“Senza Ilva e senza acciaio l’Italia sarebbe un Paese più piccolo nello scenario globale internazionale”: queste parole pronunciate a Bari dal Presidente della Confindustria Giorgio Squinzi rendono ancora una volta evidente a tutti coloro che osservano senza pregiudizi antindustrialisti la situazione dello stabilimento ionico la sua enorme rilevanza non solo per l’industria meccanica del Paese, ma anche e direi soprattutto per il suo posizionamento competitivo nel mercato mondiale.
Bisogna pertanto tornare a riflettere su quelle parole perché rallentare o, peggio, bloccare in questa fase la produzione sia pure a regime ridotto del Siderurgico rallentandone il processo di ambientalizzazione significherebbe infliggere un colpo di maglio durissimo all’economia della città di Taranto, a quella della sua provincia, della Puglia e al ruolo dell’Italia quale grande potenza industriale internazionale.
Il blocco della produzione inoltre – è bene ricordarlo a chi volesse ignorare o sottovalutare questo suo gravissimo effetto – devasterebbe il conto economico dell’amministrazione straordinaria, sostenuta peraltro da prestiti di istituti di credito già esposti nei confronti della società e pertanto da tutelare, dal momento che le banche gestiscono com’è noto beni di terzi, ovvero risparmi di depositanti e capitale sociale di azionisti; il blocco toglierebbe dal mercato per un tempo comunque lungo un competitor che la concorrenza internazionale continua a temere, se è vero che le esportazioni di acciaio da Taranto hanno costituito per anni la voce più elevata dell’export regionale.
Sui danni all’economia locale ci siamo già soffermati in precedenti occasioni: perdita retributiva secca per migliaia di addetti diretti e, presumibilmente, per quelli delle aziende dell’indotto che già sono state duramente provate dall’avvio della procedura di ammissione all’amministrazione straordinaria dell’Ilva.

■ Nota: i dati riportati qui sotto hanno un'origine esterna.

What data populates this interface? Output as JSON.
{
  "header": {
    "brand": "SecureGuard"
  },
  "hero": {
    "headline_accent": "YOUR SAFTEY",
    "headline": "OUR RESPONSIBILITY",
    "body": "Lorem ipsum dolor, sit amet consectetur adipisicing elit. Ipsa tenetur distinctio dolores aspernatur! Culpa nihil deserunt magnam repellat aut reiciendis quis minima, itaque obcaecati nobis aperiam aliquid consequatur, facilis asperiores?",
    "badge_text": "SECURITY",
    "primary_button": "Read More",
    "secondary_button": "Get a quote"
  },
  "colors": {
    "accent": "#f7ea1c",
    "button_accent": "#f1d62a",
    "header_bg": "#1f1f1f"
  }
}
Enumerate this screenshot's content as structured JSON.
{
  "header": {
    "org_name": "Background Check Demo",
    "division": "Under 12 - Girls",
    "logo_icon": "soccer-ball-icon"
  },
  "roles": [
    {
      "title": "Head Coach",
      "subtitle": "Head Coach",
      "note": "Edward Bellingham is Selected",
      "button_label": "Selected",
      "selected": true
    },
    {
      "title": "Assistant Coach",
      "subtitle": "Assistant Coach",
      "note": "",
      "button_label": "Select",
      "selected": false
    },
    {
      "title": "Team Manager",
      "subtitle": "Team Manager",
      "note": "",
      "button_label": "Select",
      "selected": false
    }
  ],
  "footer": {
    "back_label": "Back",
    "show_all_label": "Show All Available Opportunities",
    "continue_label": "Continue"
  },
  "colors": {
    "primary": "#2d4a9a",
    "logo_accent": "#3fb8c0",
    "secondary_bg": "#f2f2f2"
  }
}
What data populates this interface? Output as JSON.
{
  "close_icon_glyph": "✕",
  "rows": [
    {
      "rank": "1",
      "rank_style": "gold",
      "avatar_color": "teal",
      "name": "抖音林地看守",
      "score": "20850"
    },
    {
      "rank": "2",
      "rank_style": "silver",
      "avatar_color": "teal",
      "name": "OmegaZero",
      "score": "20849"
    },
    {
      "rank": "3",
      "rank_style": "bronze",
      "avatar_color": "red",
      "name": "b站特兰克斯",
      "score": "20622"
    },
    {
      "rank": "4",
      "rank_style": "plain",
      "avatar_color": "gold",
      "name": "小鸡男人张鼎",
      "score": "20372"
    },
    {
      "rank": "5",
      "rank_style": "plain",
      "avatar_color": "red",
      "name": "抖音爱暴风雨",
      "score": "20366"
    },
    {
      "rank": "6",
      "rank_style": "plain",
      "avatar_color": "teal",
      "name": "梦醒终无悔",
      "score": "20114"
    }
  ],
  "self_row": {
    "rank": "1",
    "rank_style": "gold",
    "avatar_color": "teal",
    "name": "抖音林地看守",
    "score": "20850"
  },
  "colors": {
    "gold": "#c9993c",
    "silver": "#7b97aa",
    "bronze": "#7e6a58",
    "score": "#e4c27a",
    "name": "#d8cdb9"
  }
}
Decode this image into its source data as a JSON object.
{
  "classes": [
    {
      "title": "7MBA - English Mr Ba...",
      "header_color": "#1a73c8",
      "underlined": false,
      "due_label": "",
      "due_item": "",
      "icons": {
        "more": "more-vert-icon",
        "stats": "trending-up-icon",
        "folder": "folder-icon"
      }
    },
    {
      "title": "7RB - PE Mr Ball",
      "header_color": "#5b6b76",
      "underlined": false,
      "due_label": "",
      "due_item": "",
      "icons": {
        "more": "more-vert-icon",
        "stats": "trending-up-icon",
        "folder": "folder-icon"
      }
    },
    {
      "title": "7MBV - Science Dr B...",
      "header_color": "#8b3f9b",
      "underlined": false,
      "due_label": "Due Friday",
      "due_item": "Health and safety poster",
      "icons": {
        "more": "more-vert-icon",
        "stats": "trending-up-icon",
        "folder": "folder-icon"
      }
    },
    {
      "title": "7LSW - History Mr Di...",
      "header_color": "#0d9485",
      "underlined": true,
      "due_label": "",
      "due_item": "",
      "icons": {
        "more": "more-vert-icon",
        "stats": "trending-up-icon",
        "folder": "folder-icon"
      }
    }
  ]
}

Il porto – dopo la messa in liquidazione della TCT – perderebbe a lungo anche il traffico di materie prime e prodotti finiti della grande fabbrica, mentre agli autotrasportatori verrebbero meno le commesse di movimentazione per le loro piccole aziende. A loro volta gli esercizi commerciali in cui si spende il reddito dei dipendenti del Siderurgico registrerebbero una ulteriore, pesante flessione dei loro incassi.
Anche i Politecnici di Milano e di Bari che intrattengono rapporti di collaborazione – ben più consolidati come quelli del primo, o in fase di avvio come quelli del secondo – molto probabilmente perderebbero un interlocutore qualificato per lungo tempo.
E che ne sarebbe poi degli stabilimenti di Genova e Novi Ligure, senza i semilavorati di Taranto? E l’industria di trasformazione del Nord dove acquisterebbe i laminati di cui ha bisogno? Da fornitori esteri a prezzi maggiorati, naturalmente. E non è già molto preoccupante che la Fiat Chrysler non abbia smentito la notizia riportata da un settimanale secondo cui per il suo sito di Melfi in piena fase di rilancio non utilizza più i coils di Taranto? E d’altra parte che sicurezza ha di forniture nelle quantità e nei tempi richiesti per una produzione in grandi numeri come quella delle Jeep Renegade e delle 500X? E chi fornirebbe i tubi per la TAP?
Certo, le sue commesse verrebbero soddisfatte in logiche di mercato, ma con gli impianti fermi l’Ilva non avrebbe neppure la possibilità di competete con altri fornitori. E per le costruzioni navali della Fincantieri, che si sono sempre avvalse di lamiere di grande spessore dell’Ilva dove le si acquisterebbe, ora che le commesse di grandi navi da crociera arricchiscono il portafoglio della società che è tornata a rappresentare uno dei punti di forza dell’industria nazionale ?
Insomma con il blocco del Siderurgico si profilerebbe una probabile catastrofe per l’economia locale e per comparti strategici dell’industria nazionale: non bisognerebbe allora da parte di tutti riflettere a fondo sui molteplici effetti di un malaugurato fermo del sito? Chi se ne può assumere la responsabilità, senza valutare l’insieme delle conseguenze che ne deriverebbero e che abbiamo appena ricordato?
Occorre dunque equilibrio, saggezza, accortezza nel prendere decisioni che potrebbero spezzare la spina dorsale dell’industria meccanica nazionale. E questa spina dorsale ha i suoi cardini nel Sud, in Puglia, a Taranto, non in Germania o in Cina.